During the training of OCT-AI object detection model, we employed a balanced 1:1 sampling ratio for selecting foreground and background proposals in the Region Proposal Network (RPN). The same sampling strategy was applied in the detection head responsible for fine-grained classification to ensure balance between foreground and background. Although no additional sampling techniques for inter-class lesion balancing, data augmentation techniques such as random rotation, vertical flipping, and horizontal flipping were utilized to enhance data distribution diversity and mitigate overfitting.

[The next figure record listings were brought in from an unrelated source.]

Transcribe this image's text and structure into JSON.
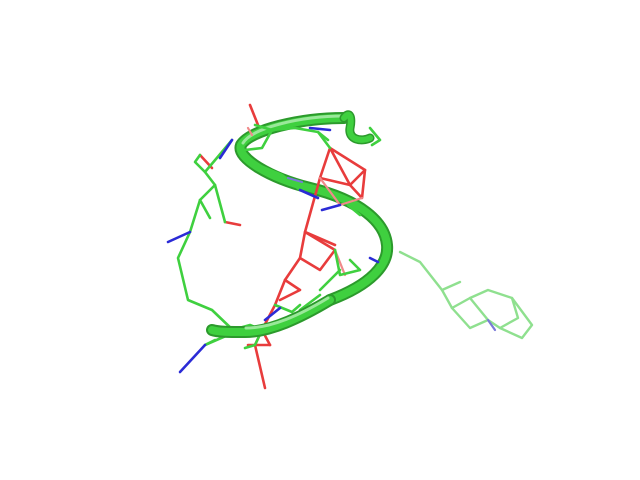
{
  "scene": {
    "type": "molecular-structure-render",
    "background_color": "#ffffff",
    "representations": [
      "cartoon-tube",
      "sticks"
    ],
    "colors": {
      "carbon_green": "#3fd03f",
      "carbon_green_dark": "#2c9a2c",
      "carbon_green_light": "#8fe08f",
      "oxygen_red": "#e83c3c",
      "oxygen_red_light": "#f08a8a",
      "nitrogen_blue": "#2b2bd6",
      "nitrogen_blue_light": "#7a7ad8",
      "highlight": "#9ae89a"
    }
  }
}
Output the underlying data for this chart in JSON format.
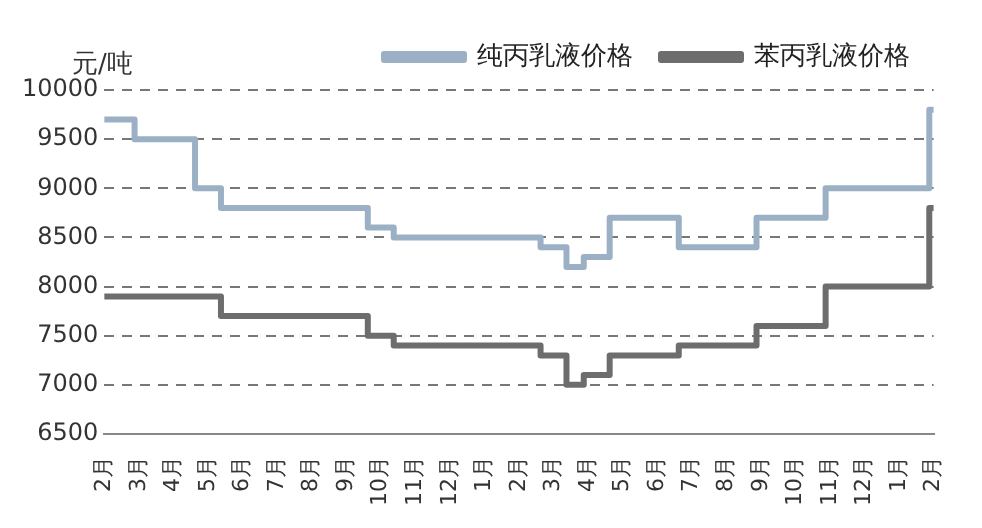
{
  "chart_data": {
    "type": "step",
    "ylabel": "元/吨",
    "categories": [
      "2月",
      null,
      null,
      null,
      "3月",
      null,
      null,
      null,
      "4月",
      null,
      null,
      null,
      "5月",
      null,
      null,
      null,
      "6月",
      null,
      null,
      null,
      "7月",
      null,
      null,
      null,
      "8月",
      null,
      null,
      null,
      "9月",
      null,
      null,
      null,
      "10月",
      null,
      null,
      null,
      "11月",
      null,
      null,
      null,
      "12月",
      null,
      null,
      null,
      "1月",
      null,
      null,
      null,
      "2月",
      null,
      null,
      null,
      "3月",
      null,
      null,
      null,
      "4月",
      null,
      null,
      null,
      "5月",
      null,
      null,
      null,
      "6月",
      null,
      null,
      null,
      "7月",
      null,
      null,
      null,
      "8月",
      null,
      null,
      null,
      "9月",
      null,
      null,
      null,
      "10月",
      null,
      null,
      null,
      "11月",
      null,
      null,
      null,
      "12月",
      null,
      null,
      null,
      "1月",
      null,
      null,
      null,
      "2月"
    ],
    "ylim": [
      6500,
      10000
    ],
    "yticks": [
      6500,
      7000,
      7500,
      8000,
      8500,
      9000,
      9500,
      10000
    ],
    "grid": "y",
    "legend": "top",
    "marker": "none",
    "series": [
      {
        "name": "纯丙乳液价格",
        "color": "#9bb0c4",
        "values": [
          9700,
          9700,
          9700,
          9700,
          9500,
          9500,
          9500,
          9500,
          9500,
          9500,
          9500,
          9000,
          9000,
          9000,
          8800,
          8800,
          8800,
          8800,
          8800,
          8800,
          8800,
          8800,
          8800,
          8800,
          8800,
          8800,
          8800,
          8800,
          8800,
          8800,
          8800,
          8600,
          8600,
          8600,
          8500,
          8500,
          8500,
          8500,
          8500,
          8500,
          8500,
          8500,
          8500,
          8500,
          8500,
          8500,
          8500,
          8500,
          8500,
          8500,
          8500,
          8400,
          8400,
          8400,
          8200,
          8200,
          8300,
          8300,
          8300,
          8700,
          8700,
          8700,
          8700,
          8700,
          8700,
          8700,
          8700,
          8400,
          8400,
          8400,
          8400,
          8400,
          8400,
          8400,
          8400,
          8400,
          8700,
          8700,
          8700,
          8700,
          8700,
          8700,
          8700,
          8700,
          9000,
          9000,
          9000,
          9000,
          9000,
          9000,
          9000,
          9000,
          9000,
          9000,
          9000,
          9000,
          9800
        ]
      },
      {
        "name": "苯丙乳液价格",
        "color": "#6d6d6d",
        "values": [
          7900,
          7900,
          7900,
          7900,
          7900,
          7900,
          7900,
          7900,
          7900,
          7900,
          7900,
          7900,
          7900,
          7900,
          7700,
          7700,
          7700,
          7700,
          7700,
          7700,
          7700,
          7700,
          7700,
          7700,
          7700,
          7700,
          7700,
          7700,
          7700,
          7700,
          7700,
          7500,
          7500,
          7500,
          7400,
          7400,
          7400,
          7400,
          7400,
          7400,
          7400,
          7400,
          7400,
          7400,
          7400,
          7400,
          7400,
          7400,
          7400,
          7400,
          7400,
          7300,
          7300,
          7300,
          7000,
          7000,
          7100,
          7100,
          7100,
          7300,
          7300,
          7300,
          7300,
          7300,
          7300,
          7300,
          7300,
          7400,
          7400,
          7400,
          7400,
          7400,
          7400,
          7400,
          7400,
          7400,
          7600,
          7600,
          7600,
          7600,
          7600,
          7600,
          7600,
          7600,
          8000,
          8000,
          8000,
          8000,
          8000,
          8000,
          8000,
          8000,
          8000,
          8000,
          8000,
          8000,
          8800
        ]
      }
    ]
  }
}
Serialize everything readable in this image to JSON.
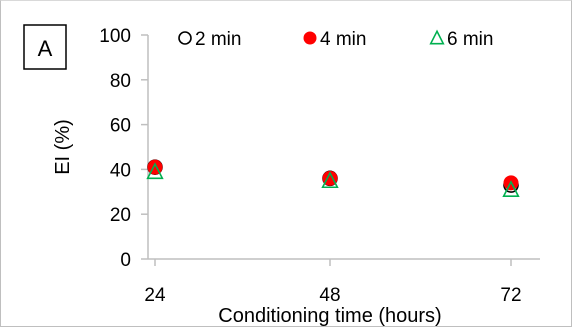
{
  "chart_data": {
    "type": "scatter",
    "panel_label": "A",
    "title": "",
    "xlabel": "Conditioning time (hours)",
    "ylabel": "EI (%)",
    "x": [
      24,
      48,
      72
    ],
    "x_tick_labels": [
      "24",
      "48",
      "72"
    ],
    "y_tick_labels": [
      "0",
      "20",
      "40",
      "60",
      "80",
      "100"
    ],
    "ylim": [
      0,
      100
    ],
    "yticks": [
      0,
      20,
      40,
      60,
      80,
      100
    ],
    "grid": false,
    "legend_position": "top",
    "series": [
      {
        "name": "2 min",
        "marker": "open-circle",
        "color": "#000000",
        "values": [
          41,
          36,
          33
        ]
      },
      {
        "name": "4 min",
        "marker": "filled-circle",
        "color": "#ff0000",
        "values": [
          41,
          36,
          34
        ]
      },
      {
        "name": "6 min",
        "marker": "open-triangle",
        "color": "#00b050",
        "values": [
          39,
          35,
          31
        ]
      }
    ]
  }
}
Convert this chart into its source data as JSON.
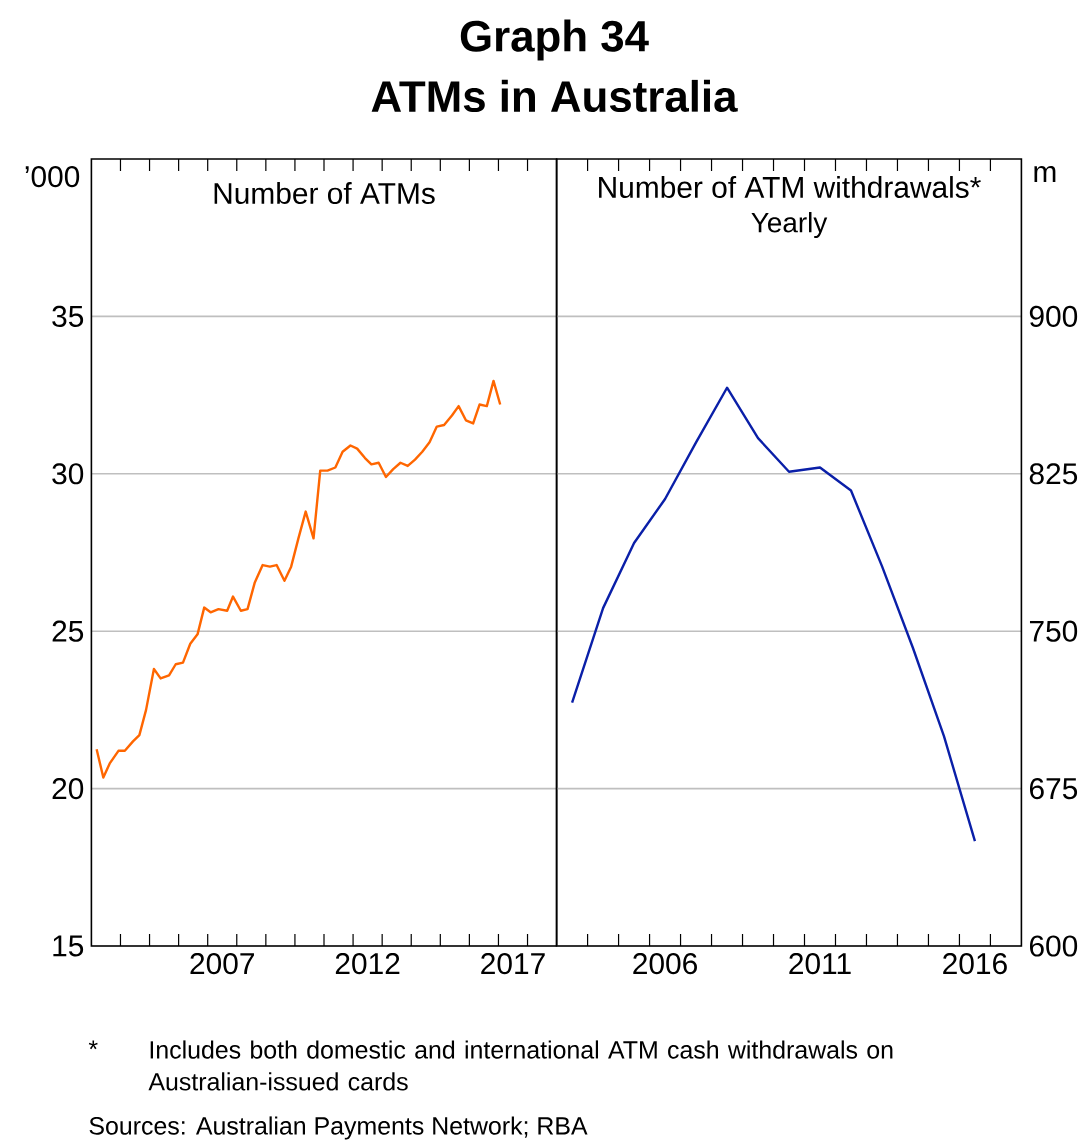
{
  "chart_data": [
    {
      "type": "line",
      "title": "Graph 34",
      "subtitle": "ATMs in Australia",
      "ylabel": "’000",
      "annotations": [
        "Number of ATMs"
      ],
      "x": [
        2003.18,
        2003.41,
        2003.63,
        2003.93,
        2004.15,
        2004.43,
        2004.65,
        2004.88,
        2005.15,
        2005.38,
        2005.67,
        2005.9,
        2006.15,
        2006.4,
        2006.65,
        2006.88,
        2007.1,
        2007.37,
        2007.67,
        2007.87,
        2008.14,
        2008.37,
        2008.62,
        2008.89,
        2009.14,
        2009.37,
        2009.64,
        2009.87,
        2010.12,
        2010.37,
        2010.64,
        2010.87,
        2011.12,
        2011.39,
        2011.64,
        2011.91,
        2012.14,
        2012.41,
        2012.63,
        2012.88,
        2013.13,
        2013.38,
        2013.63,
        2013.88,
        2014.13,
        2014.38,
        2014.63,
        2014.88,
        2015.13,
        2015.4,
        2015.63,
        2015.88,
        2016.13,
        2016.35,
        2016.6,
        2016.83,
        2017.06
      ],
      "values": [
        21.25,
        20.35,
        20.8,
        21.2,
        21.2,
        21.5,
        21.7,
        22.5,
        23.8,
        23.5,
        23.6,
        23.95,
        24.0,
        24.6,
        24.9,
        25.75,
        25.6,
        25.7,
        25.65,
        26.1,
        25.65,
        25.7,
        26.55,
        27.1,
        27.05,
        27.1,
        26.6,
        27.05,
        27.95,
        28.8,
        27.95,
        30.1,
        30.1,
        30.2,
        30.7,
        30.9,
        30.8,
        30.5,
        30.3,
        30.35,
        29.9,
        30.15,
        30.35,
        30.25,
        30.45,
        30.7,
        31.0,
        31.5,
        31.55,
        31.85,
        32.15,
        31.7,
        31.6,
        32.2,
        32.15,
        32.95,
        32.2
      ],
      "color": "#ff6600",
      "xlim": [
        2003,
        2019
      ],
      "xticks": [
        {
          "value": 2004,
          "label": null
        },
        {
          "value": 2005,
          "label": null
        },
        {
          "value": 2006,
          "label": null
        },
        {
          "value": 2007,
          "label": null
        },
        {
          "value": 2007.5,
          "label": "2007"
        },
        {
          "value": 2008,
          "label": null
        },
        {
          "value": 2009,
          "label": null
        },
        {
          "value": 2010,
          "label": null
        },
        {
          "value": 2011,
          "label": null
        },
        {
          "value": 2012,
          "label": null
        },
        {
          "value": 2012.5,
          "label": "2012"
        },
        {
          "value": 2013,
          "label": null
        },
        {
          "value": 2014,
          "label": null
        },
        {
          "value": 2015,
          "label": null
        },
        {
          "value": 2016,
          "label": null
        },
        {
          "value": 2017,
          "label": null
        },
        {
          "value": 2017.5,
          "label": "2017"
        },
        {
          "value": 2018,
          "label": null
        }
      ],
      "ylim": [
        15,
        40
      ],
      "yticks": [
        15,
        20,
        25,
        30,
        35
      ],
      "grid": "y"
    },
    {
      "type": "line",
      "ylabel": "m",
      "annotations": [
        "Number of ATM withdrawals*",
        "Yearly",
        "*",
        "Includes both domestic and international ATM cash withdrawals on Australian-issued cards",
        "Sources: Australian Payments Network; RBA"
      ],
      "x": [
        2003.5,
        2004.5,
        2005.5,
        2006.5,
        2007.5,
        2008.5,
        2009.5,
        2010.5,
        2011.5,
        2012.5,
        2013.5,
        2014.5,
        2015.5,
        2016.5
      ],
      "values": [
        716,
        761,
        792,
        813,
        840,
        866,
        842,
        826,
        828,
        817,
        781,
        742,
        700,
        650
      ],
      "color": "#0a1fa8",
      "xlim": [
        2003,
        2018
      ],
      "xticks": [
        {
          "value": 2004,
          "label": null
        },
        {
          "value": 2005,
          "label": null
        },
        {
          "value": 2006,
          "label": null
        },
        {
          "value": 2006.5,
          "label": "2006"
        },
        {
          "value": 2007,
          "label": null
        },
        {
          "value": 2008,
          "label": null
        },
        {
          "value": 2009,
          "label": null
        },
        {
          "value": 2010,
          "label": null
        },
        {
          "value": 2011,
          "label": null
        },
        {
          "value": 2011.5,
          "label": "2011"
        },
        {
          "value": 2012,
          "label": null
        },
        {
          "value": 2013,
          "label": null
        },
        {
          "value": 2014,
          "label": null
        },
        {
          "value": 2015,
          "label": null
        },
        {
          "value": 2016,
          "label": null
        },
        {
          "value": 2016.5,
          "label": "2016"
        },
        {
          "value": 2017,
          "label": null
        }
      ],
      "ylim": [
        600,
        975
      ],
      "yticks": [
        600,
        675,
        750,
        825,
        900
      ],
      "grid": "y"
    }
  ]
}
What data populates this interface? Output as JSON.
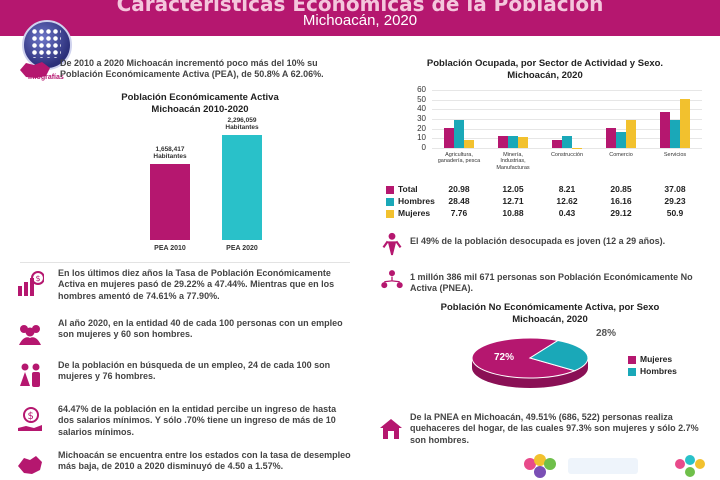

AI-PORAS system deployment

Retinal anomalies have become more prevalent in recent years, making it challenging to diagnose them relying solely on outpatient doctors, especially in rural areas where medical resources are limited. There is an urgent need for an efficient alternative diagnostic tool that can provide quick screening and early diagnosis of retinal disease to alleviate the uneven distribution of medical resources. For this purpose, we deployed our AI-PORAS platform 207 medical institutions in China nationwide through strategic partnerships or public health screenings, to store, view, process, and accelerate the screening and diagnosis of retinal anomalies, as shown in Fig. 6. Given that the BV-DA-CNN model has demonstrated the best performance (Table 1) before obtaining larger-scale target domain data, it has been selected as the backbone for the OCT-AI model, and the trained BV-DA-CNN has been uploaded to our self-built private cloud. This enables remote users to transmit data through the network and obtain results. After a patient is examined, their clinical information and images are uploaded to the cloud server, which archives the data and requests the deployed OCT-AI model to perform the analysis. Once completed, medical personnel log into the platform through a browser to review the original OCT data and the AI analysis results, and then write a report for the patient.

Implementation details

The system was implemented by Pytorch and trained with the Stochastic Gradient Descent (SGD) optimizer for 180000 epochs on a deep learning server with 8 GeForce GTX 1080Ti Graphical Processing Units (GPUs). The initial learning rate was set as 0.0025 and weight decay as 0.0001. To improve the generalization abilities, the training data were augmented by random flipping, random cropping, and adding noise.

Performance metrics

Intersection of union (IoU) between predicted and ground truth bounding boxes was utilized to assess performance of disease localization. For retinal disease classification, false negative rate (FNR, also known as missed diagnosis rate), false positive rate (FPR, also known as misdiagnosis rate), accuracy (ACC), precision (PRE), Kappa coefficient (Carletta, 1996 #383) and F1 score were used as performance metrics. In addition, receiver operating characteristic (ROC) curve, and area under the ROC curve (AUC) were calculated for model comparison. These metrics are defined as:

$$FNR=\frac{FN}{FN+TP},FPR=\frac{FP}{FP+TN},ACC=\frac{TN+TP}{TN+TP+FP+FN}$$
(1)
$$PRE=\frac{TP}{TP+FP},F1score=\frac{2\times PRE\times Recall}{PRE+Recall}$$
(2)
$$Kappa=\frac{2\times (TP\times TN-FN\times FP)}{(TP+FP)\times (FP+TN)+(TP+FN)\times (FN+TN)}$$
(3)

where \({Recall}=\frac{{TP}}{{TP}+{FN}}\), and \({TP},{TN},{FP},{FN}\) denote true positive, true negative, false positive, and false negative, respectively.